Não existe consenso de que um único tipo de magnésio seja o melhor em todos os casos. Ainda assim, quando a queixa mistura fadiga física, cansaço mental e tensão muscular constante, o magnésio dimalato costuma ser uma das escolhas mais lembradas, porque une o magnésio ao ácido málico, substância ligada à produção de energia nas células. Já quando a tensão muscular vem acompanhada de estresse, irritabilidade ou sono ruim, o magnésio bisglicinato muitas vezes entra como alternativa por ser bem tolerado e ter perfil mais calmante.
Por que o magnésio pode ajudar nesses sintomas
O magnésio participa da produção de energia, da contração e do relaxamento dos músculos e da função nervosa. Quando a ingestão está baixa ou a necessidade do corpo aumenta, podem surgir sinais como cansaço, fraqueza, tensão muscular, cãibras e sensação de esgotamento.
Isso ajuda a entender por que algumas pessoas relatam melhora do bem-estar geral após corrigir a falta do mineral. O efeito, porém, costuma ser mais nítido em quem realmente tem baixa ingestão, maior risco de deficiência ou sintomas compatíveis.
Quando o dimalato costuma fazer mais sentido
O dimalato tende a chamar mais atenção quando o foco principal é energia e disposição ao longo do dia. Ele costuma ser a forma mais lembrada para quem descreve um cansaço misto, com peso no corpo e na mente, especialmente quando isso vem junto de desconforto muscular.
- Fadiga física ao longo do dia
- Sensação de exaustão mental
- Dor ou peso muscular recorrente
- Rotina mais ativa ou recuperação muscular lenta

Quando outras formas podem ser mais interessantes
Nem sempre o dimalato é a melhor escolha prática. Se a prioridade for relaxar mais, dormir melhor ou evitar desconforto intestinal, outras formas podem ser mais adequadas dependendo do objetivo.
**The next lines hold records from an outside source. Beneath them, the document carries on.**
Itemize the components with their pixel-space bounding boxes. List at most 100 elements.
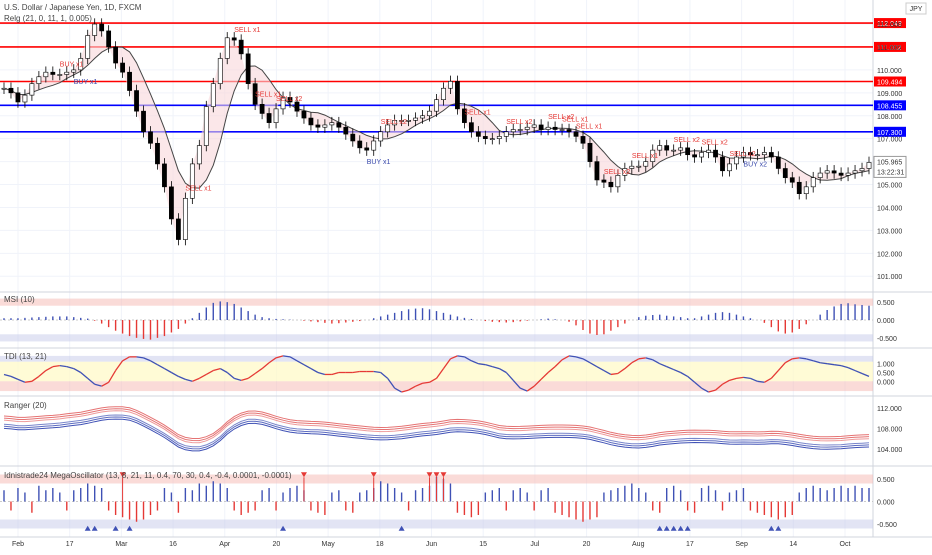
level-label-bg — [874, 41, 906, 52]
megaoscillator-pane[interactable]: 0.500 0.000 -0.500 — [0, 472, 897, 531]
candle-body — [217, 58, 223, 84]
currency-badge[interactable]: JPY — [905, 2, 927, 15]
candle-body — [50, 71, 56, 75]
candle-body — [224, 37, 230, 59]
candle-body — [852, 170, 858, 174]
candle-body — [392, 120, 398, 126]
time-tick-label: 17 — [66, 541, 74, 548]
tdi-line-segment — [247, 372, 256, 379]
candle-body — [238, 39, 244, 55]
candle-body — [838, 172, 844, 176]
candle-body — [357, 140, 363, 149]
tdi-line-segment — [526, 385, 535, 392]
tdi-line-segment — [729, 377, 737, 381]
tdi-line-segment — [540, 372, 549, 380]
tdi-line-segment — [87, 377, 96, 385]
signal-label: SELL x2 — [674, 137, 700, 144]
candle-body — [92, 23, 98, 36]
ranger-band-line — [3, 406, 870, 439]
tdi-line-segment — [666, 366, 674, 371]
candle-body — [350, 133, 356, 142]
tdi-line-segment — [408, 385, 416, 391]
msi-pane[interactable]: 0.500 0.000 -0.500 — [0, 298, 897, 343]
tdi-line-segment — [3, 373, 12, 378]
candle-body — [462, 108, 467, 123]
candle-body — [629, 165, 635, 169]
level-label: 109.494 — [877, 80, 902, 87]
sell-arrow-icon — [426, 472, 433, 478]
candle-body — [343, 126, 349, 135]
tdi-line-segment — [847, 367, 856, 372]
tdi-line-segment — [192, 377, 200, 382]
candle-body — [706, 149, 711, 153]
ranger-title: Ranger (20) — [4, 401, 47, 410]
tdi-line-segment — [561, 355, 570, 361]
signal-label: BUY x2 — [743, 161, 767, 168]
tdi-line-segment — [38, 370, 47, 377]
signal-label: SELL x1 — [255, 91, 281, 98]
tdi-line-segment — [701, 387, 709, 393]
tdi-line-segment — [45, 366, 54, 372]
candle-body — [810, 177, 816, 188]
tdi-line-segment — [471, 360, 479, 365]
candle-body — [141, 110, 146, 133]
msi-title: MSI (10) — [4, 295, 35, 304]
time-tick-label: Mar — [115, 541, 128, 548]
tdi-line-segment — [24, 380, 32, 383]
current-price-label: 105.965 — [877, 159, 902, 166]
tdi-line-segment — [777, 362, 786, 371]
tdi-line-segment — [317, 371, 326, 376]
tdi-line-segment — [722, 379, 730, 385]
msi-tick-label: 0.500 — [877, 300, 895, 307]
candle-body — [524, 126, 530, 130]
tdi-line-segment — [659, 363, 667, 368]
candle-body — [322, 124, 328, 128]
tdi-line-segment — [485, 364, 493, 368]
tdi-line-segment — [164, 368, 172, 374]
time-axis[interactable]: Feb 17 Mar 16 Apr 20 May 18 Jun 15 Jul 20 Aug 17 Sep 14… — [12, 541, 851, 548]
level-label: 108.455 — [877, 103, 902, 110]
buy-arrow-icon — [280, 525, 287, 531]
candle-body — [538, 124, 544, 130]
candle-body — [685, 147, 691, 156]
candle-body — [78, 58, 84, 71]
tdi-line-segment — [94, 383, 102, 387]
price-axis[interactable]: 112.043 111.002 109.494 108.455 107.300 112.0… — [873, 18, 907, 281]
candle-body — [678, 147, 684, 151]
time-tick-label: Jul — [530, 541, 539, 548]
candle-body — [608, 181, 614, 188]
tdi-line-segment — [478, 363, 486, 366]
candle-body — [371, 140, 377, 151]
price-tick-label: 110.000 — [877, 68, 902, 75]
candle-body — [169, 186, 174, 220]
tdi-line-segment — [226, 372, 235, 379]
candle-body — [203, 106, 209, 146]
signal-label: SELL x2 — [702, 139, 728, 146]
candle-body — [615, 175, 621, 188]
tdi-line-segment — [834, 364, 842, 367]
buy-arrow-icon — [91, 525, 98, 531]
tdi-line-segment — [394, 387, 402, 393]
tdi-line-segment — [234, 377, 242, 381]
tdi-line-segment — [792, 357, 800, 360]
candle-body — [378, 131, 384, 142]
tdi-line-segment — [415, 382, 423, 387]
candle-body — [120, 62, 125, 73]
ranger-pane[interactable]: 112.000 108.000 104.000 — [3, 406, 902, 454]
price-tick-label: 109.000 — [877, 91, 902, 98]
tdi-line-segment — [213, 367, 221, 372]
tdi-line-segment — [464, 356, 472, 362]
tdi-line-segment — [736, 376, 744, 380]
candle-body — [182, 197, 188, 240]
candle-body — [831, 170, 837, 174]
tdi-line-segment — [533, 378, 542, 387]
tdi-line-segment — [861, 372, 870, 378]
level-label: 112.043 — [877, 21, 902, 28]
candle-body — [552, 126, 558, 130]
tdi-line-segment — [241, 377, 249, 381]
candle-body — [817, 172, 823, 178]
ranger-tick-label: 112.000 — [877, 406, 902, 413]
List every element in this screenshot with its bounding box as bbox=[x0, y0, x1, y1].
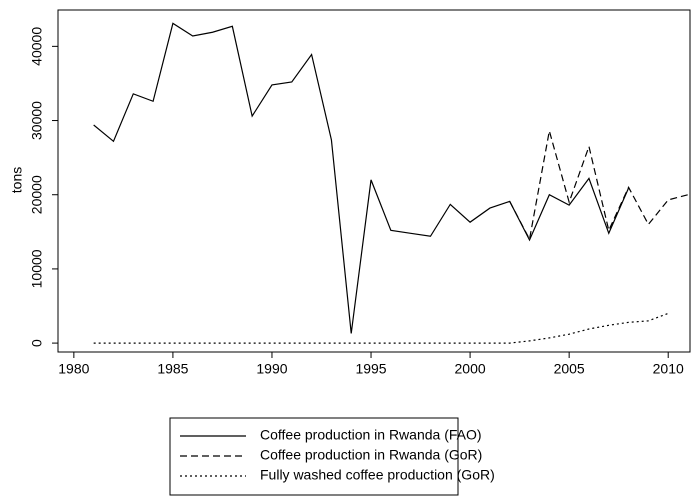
legend-label: Coffee production in Rwanda (FAO) bbox=[260, 427, 482, 443]
y-tick-label: 0 bbox=[29, 339, 45, 347]
x-tick-label: 1995 bbox=[355, 361, 386, 377]
x-tick-label: 2005 bbox=[554, 361, 585, 377]
y-tick-label: 40000 bbox=[29, 27, 45, 66]
legend-label: Fully washed coffee production (GoR) bbox=[260, 467, 495, 483]
y-tick-label: 30000 bbox=[29, 101, 45, 140]
series-line bbox=[93, 312, 669, 344]
plot-frame bbox=[57, 9, 691, 353]
x-tick-label: 2010 bbox=[653, 361, 684, 377]
series-line bbox=[93, 22, 630, 334]
x-tick-label: 1985 bbox=[157, 361, 188, 377]
legend-label: Coffee production in Rwanda (GoR) bbox=[260, 447, 482, 463]
x-tick-label: 1980 bbox=[58, 361, 89, 377]
x-tick-label: 2000 bbox=[455, 361, 486, 377]
series-line bbox=[509, 130, 689, 242]
y-tick-label: 10000 bbox=[29, 249, 45, 288]
y-tick-label: 20000 bbox=[29, 175, 45, 214]
x-tick-label: 1990 bbox=[256, 361, 287, 377]
y-axis-label: tons bbox=[9, 167, 25, 193]
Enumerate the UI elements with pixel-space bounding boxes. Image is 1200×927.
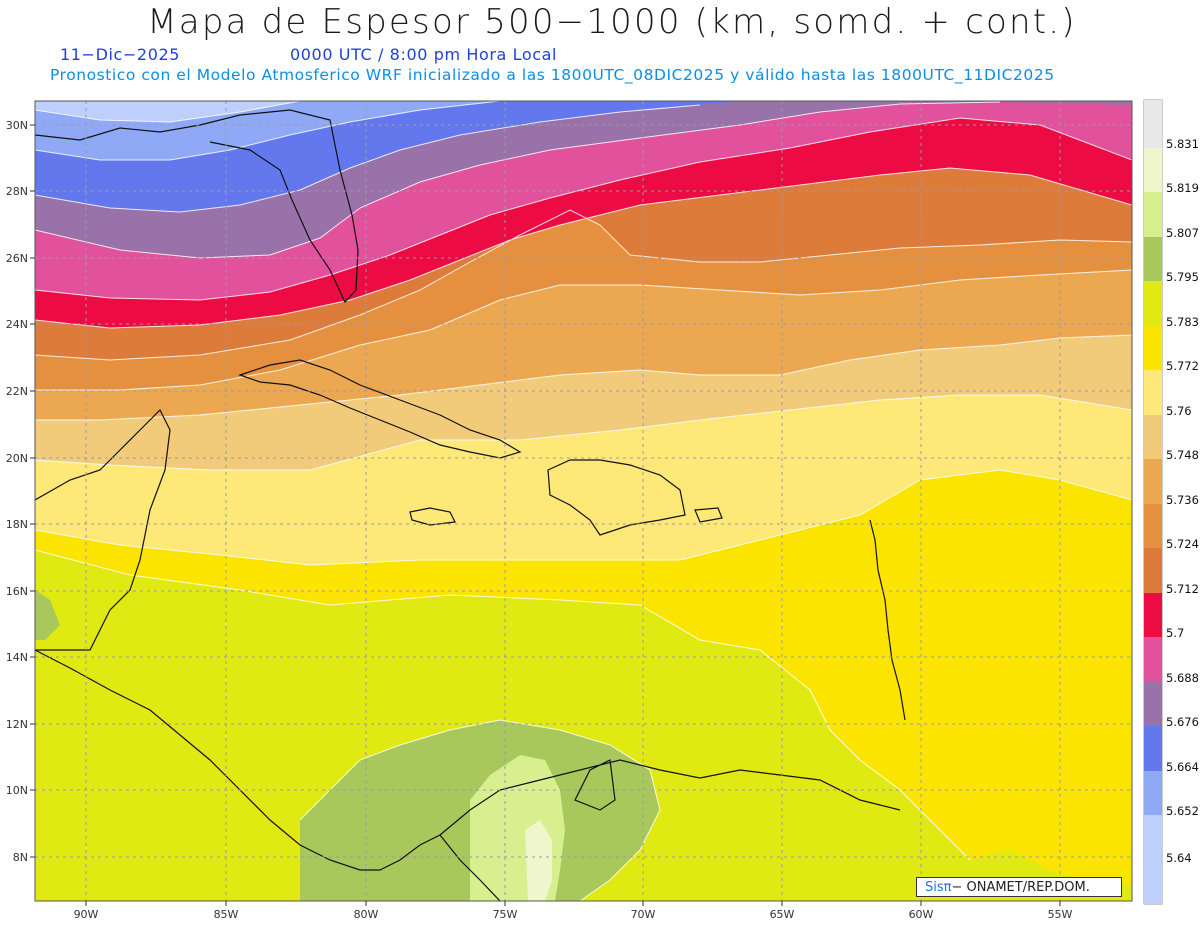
colorbar-swatch xyxy=(1144,771,1162,815)
lat-tick-label: 16N xyxy=(6,585,28,598)
colorbar-label: 5.64 xyxy=(1166,851,1192,865)
coastlines xyxy=(35,109,906,901)
lon-tick-label: 60W xyxy=(909,908,934,921)
grid-lines xyxy=(35,101,1132,901)
forecast-time: 0000 UTC / 8:00 pm Hora Local xyxy=(290,45,558,64)
lat-tick-label: 12N xyxy=(6,718,28,731)
credit-box: Sisπ− ONAMET/REP.DOM. xyxy=(916,877,1122,897)
colorbar-label: 5.76 xyxy=(1166,404,1192,418)
map-title: Mapa de Espesor 500−1000 (km, somd. + co… xyxy=(147,2,1077,42)
lon-tick-label: 85W xyxy=(214,908,239,921)
colorbar-label: 5.772 xyxy=(1166,359,1199,373)
lat-tick-label: 30N xyxy=(6,119,28,132)
colorbar-swatch xyxy=(1144,326,1162,370)
lon-tick-label: 55W xyxy=(1048,908,1073,921)
colorbar-swatch xyxy=(1144,237,1162,281)
colorbar: 5.831 5.819 5.807 5.795 5.783 5.772 5.76… xyxy=(1143,99,1199,905)
colorbar-label: 5.7 xyxy=(1166,626,1184,640)
map-frame xyxy=(34,100,1133,902)
contours xyxy=(35,101,1132,901)
colorbar-swatch xyxy=(1144,504,1162,548)
colorbar-label: 5.688 xyxy=(1166,671,1199,685)
lon-tick-label: 75W xyxy=(493,908,518,921)
colorbar-swatch xyxy=(1144,281,1162,326)
colorbar-label: 5.819 xyxy=(1166,181,1199,195)
colorbar-swatch xyxy=(1144,682,1162,726)
colorbar-swatch xyxy=(1144,459,1162,504)
lon-tick-label: 80W xyxy=(354,908,379,921)
lat-tick-label: 24N xyxy=(6,318,28,331)
model-info: Pronostico con el Modelo Atmosferico WRF… xyxy=(50,66,1055,84)
colorbar-label: 5.724 xyxy=(1166,537,1199,551)
credit-org: − ONAMET/REP.DOM. xyxy=(951,880,1090,895)
colorbar-label: 5.712 xyxy=(1166,582,1199,596)
lat-tick-label: 8N xyxy=(13,851,28,864)
lat-tick-label: 20N xyxy=(6,452,28,465)
forecast-date: 11−Dic−2025 xyxy=(60,45,181,64)
map-plot xyxy=(35,101,1132,901)
lat-axis: 30N 28N 26N 24N 22N 20N 18N 16N 14N 12N … xyxy=(6,119,35,864)
colorbar-label: 5.748 xyxy=(1166,448,1199,462)
lon-axis: 90W 85W 80W 75W 70W 65W 60W 55W xyxy=(74,901,1073,921)
colorbar-swatch xyxy=(1144,593,1162,637)
colorbar-swatch xyxy=(1144,815,1162,904)
band-5-819 xyxy=(525,820,552,901)
colorbar-label: 5.652 xyxy=(1166,804,1199,818)
lat-tick-label: 26N xyxy=(6,252,28,265)
colorbar-label: 5.736 xyxy=(1166,493,1199,507)
lat-tick-label: 28N xyxy=(6,185,28,198)
colorbar-label: 5.783 xyxy=(1166,315,1199,329)
colorbar-swatch xyxy=(1144,548,1162,593)
lat-tick-label: 10N xyxy=(6,784,28,797)
colorbar-swatch xyxy=(1144,637,1162,682)
colorbar-swatch xyxy=(1144,148,1162,192)
colorbar-swatch xyxy=(1144,726,1162,771)
lat-tick-label: 22N xyxy=(6,385,28,398)
colorbar-label: 5.831 xyxy=(1166,137,1199,151)
credit-sis: Sisπ xyxy=(925,880,952,895)
lon-tick-label: 65W xyxy=(770,908,795,921)
lon-tick-label: 70W xyxy=(631,908,656,921)
colorbar-swatch xyxy=(1144,415,1162,459)
band-5-795-west xyxy=(35,590,60,640)
lon-tick-label: 90W xyxy=(74,908,99,921)
lat-tick-label: 18N xyxy=(6,518,28,531)
colorbar-label: 5.676 xyxy=(1166,715,1199,729)
colorbar-label: 5.807 xyxy=(1166,226,1199,240)
band-5-64 xyxy=(35,101,300,122)
colorbar-label: 5.795 xyxy=(1166,270,1199,284)
colorbar-swatch xyxy=(1144,370,1162,415)
colorbar-swatch xyxy=(1144,100,1162,148)
colorbar-swatch xyxy=(1144,192,1162,237)
colorbar-label: 5.664 xyxy=(1166,760,1199,774)
lat-tick-label: 14N xyxy=(6,651,28,664)
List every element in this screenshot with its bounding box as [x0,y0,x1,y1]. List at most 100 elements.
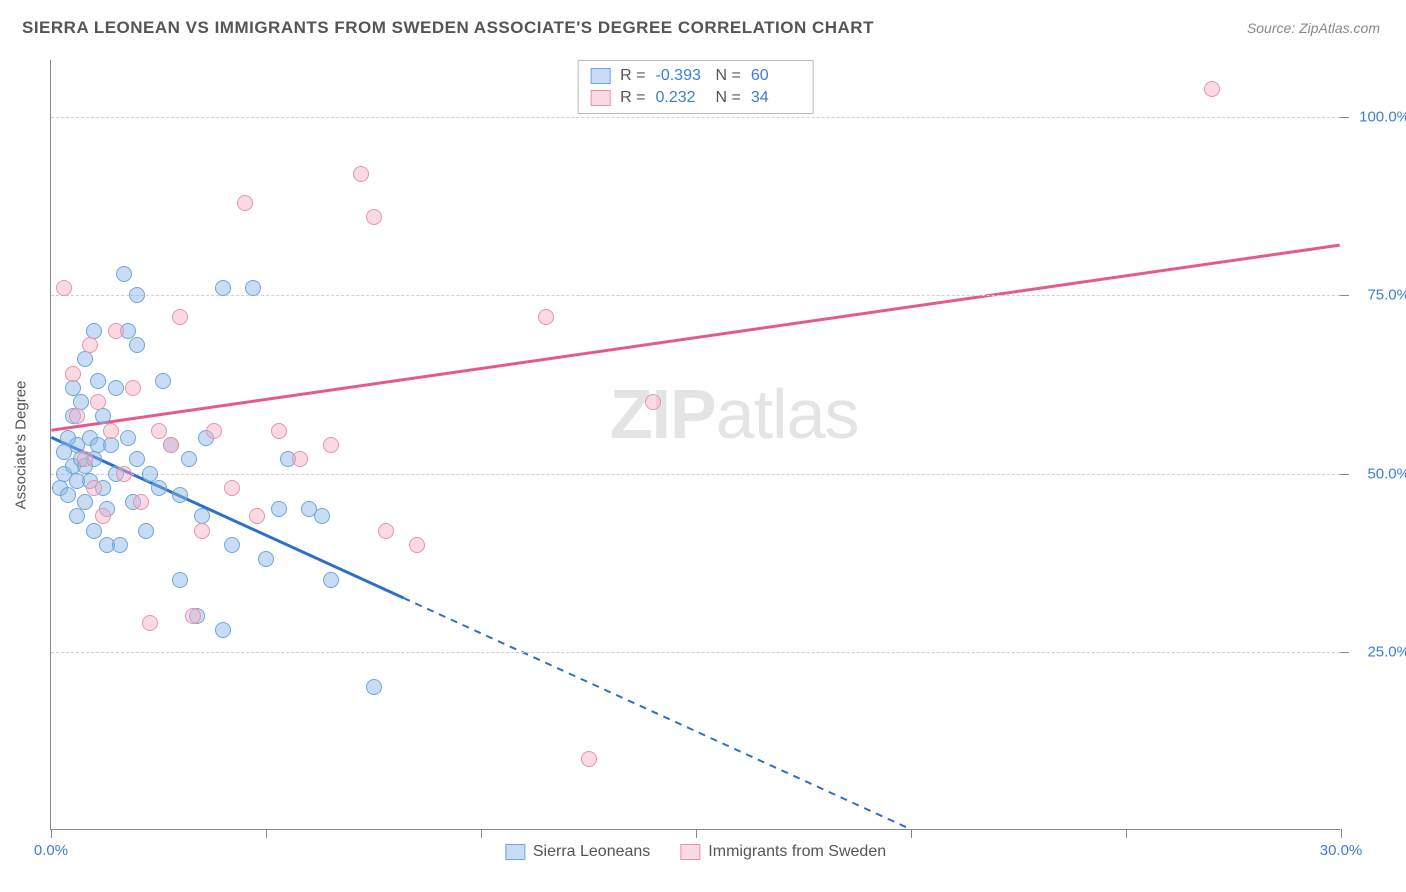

- Bisglicinato costuma ser lembrado quando há tensão muscular com estresse e sono ruim
- Citrato é bastante absorvido, mas pode soltar o intestino em algumas pessoas
- Cloreto também tem boa absorção e pode ser útil em correção geral
- Óxido costuma ter pior absorção comparado a formas mais solúveis
O que uma pesquisa científica mostra sobre magnésio, estresse e fadiga
A melhor forma de olhar para o magnésio é pensar menos em marketing e mais em contexto clínico. Segundo o ensaio clínico Effect of magnesium and vitamin B6 supplementation on mental health and quality of life in stressed healthy adults with low magnesemia, publicado em Magnesium Research, a suplementação de magnésio, com ou sem vitamina B6, trouxe benefício relevante para estresse e qualidade de vida em adultos com baixa magnesemia. Isso não prova que uma forma específica resolva toda fadiga física e mental, mas reforça que corrigir baixos níveis de magnésio pode ajudar quando o problema está ligado ao mineral. Você pode ler o estudo em PubMed.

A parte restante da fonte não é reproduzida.